General utilities and helper classes.

### Thread-Safe Counter

**`SafeCounter`**
- Thread-safe counter implementation
- Supports increment, decrement, and atomic operations
- Methods:
  - `increment() -> int` - Increment and return new value
  - `decrement() -> int` - Decrement and return new value
  - `get() -> int` - Get current value
  - `set(value: int)` - Set value
  - `reset()` - Reset to zero

### Application Lifecycle

**`waitloop_start()`**
- Initialize application wait loop
- Used for graceful application lifecycle management

**`waitloop_is_at_exit() -> bool`**
- Check if application is in exit state
- Returns True when shutdown has been initiated

### File System Utilities

**`WorkingFileSpace`**
- Context manager for temporary directory management
- Automatically creates and cleans up working directories
- Methods:
  - `get_file_name(filename: str) -> str` - Get full path for file
  - `mkdir(dirname: str) -> str` - Create subdirectory
  - `exists(path: str) -> bool` - Check if path exists
  - `cleanup()` - Manual cleanup (automatic on exit)

### Example

```python
from dcnr_spring.utils import SafeCounter, WorkingFileSpace, waitloop_start

# Thread-safe counting
counter = SafeCounter()
counter.increment()  # Returns 1
current = counter.get()  # Returns 1

# Temporary workspace
with WorkingFileSpace(dirname="temp_work") as ws:
    file_path = ws.get_file_name("data.txt")
    subdir = ws.mkdir("subdirectory")
    # Directory automatically cleaned up on exit

# Application lifecycle
waitloop_start()
```

## Error Handling and Best Practices

### Exception Handling
All modules provide appropriate exception handling and error propagation.
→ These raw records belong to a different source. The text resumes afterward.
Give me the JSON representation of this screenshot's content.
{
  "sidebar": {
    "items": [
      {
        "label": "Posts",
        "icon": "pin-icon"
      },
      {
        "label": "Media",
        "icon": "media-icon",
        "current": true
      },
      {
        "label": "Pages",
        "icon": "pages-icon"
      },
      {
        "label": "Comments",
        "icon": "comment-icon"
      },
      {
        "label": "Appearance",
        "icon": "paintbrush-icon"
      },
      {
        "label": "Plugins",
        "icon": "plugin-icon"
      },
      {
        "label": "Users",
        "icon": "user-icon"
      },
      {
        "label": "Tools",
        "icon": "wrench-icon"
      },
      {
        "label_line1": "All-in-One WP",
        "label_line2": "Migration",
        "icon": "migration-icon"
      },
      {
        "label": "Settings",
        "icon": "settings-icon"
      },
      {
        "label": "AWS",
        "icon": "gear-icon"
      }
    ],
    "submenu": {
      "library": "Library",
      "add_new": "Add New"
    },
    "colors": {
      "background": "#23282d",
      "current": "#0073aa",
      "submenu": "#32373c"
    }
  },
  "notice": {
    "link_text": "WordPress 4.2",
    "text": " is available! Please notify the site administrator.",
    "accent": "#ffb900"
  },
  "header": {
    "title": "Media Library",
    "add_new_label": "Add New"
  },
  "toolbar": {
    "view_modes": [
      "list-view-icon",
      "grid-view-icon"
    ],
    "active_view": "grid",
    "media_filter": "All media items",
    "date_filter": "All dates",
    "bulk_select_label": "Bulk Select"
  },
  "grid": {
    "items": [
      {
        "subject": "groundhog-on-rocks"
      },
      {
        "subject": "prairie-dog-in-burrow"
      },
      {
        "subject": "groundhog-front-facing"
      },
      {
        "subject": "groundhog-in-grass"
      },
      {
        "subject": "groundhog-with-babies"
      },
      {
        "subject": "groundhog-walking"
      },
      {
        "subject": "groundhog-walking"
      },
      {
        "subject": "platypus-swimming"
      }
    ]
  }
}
Use try-catch blocks for operations that may fail.

### Thread Safety
Components marked as thread-safe (SafeCounter, LockedValue, notification system) can be safely used in multi-threaded applications.

### Resource Management
Use context managers (WorkingFileSpace) and proper cleanup patterns. The package provides automatic resource management where possible.

### Testing
All modules include test mode support and utilities for unit testing. Use the test utilities in `dcnr_spring.notifications.testmode` for testing scenarios.

## Integration Examples

### Complete Application Setup

```python
from dcnr_spring.actuator import register_actuator_component, STATUS_OK
from dcnr_spring.database.memory import MemoryDatabase
from dcnr_spring.database import DatabaseEntity, dbtable, dbfield
from dcnr_spring.monitor.client import set_application_name, start_pod_hub
from dcnr_spring.notifications import register, send

# Database setup
@dbtable("app", "users")
class User(DatabaseEntity):
    name: str = dbfield()
    email: str = dbfield()

db = MemoryDatabase()

# Health monitoring
def db_health():
    return STATUS_OK if db else STATUS_FAIL

register_actuator_component("database", db_health)

# Application monitoring
set_application_name("my-application")
start_pod_hub()

# Event handling
def audit_handler(message, **kwargs):
    print(f"Audit: {message}")

register(audit_handler, "audit")

# Application ready
send("Application initialized", "audit")
```

This comprehensive API provides everything needed to build robust, monitorable, and maintainable Python applications following enterprise patterns.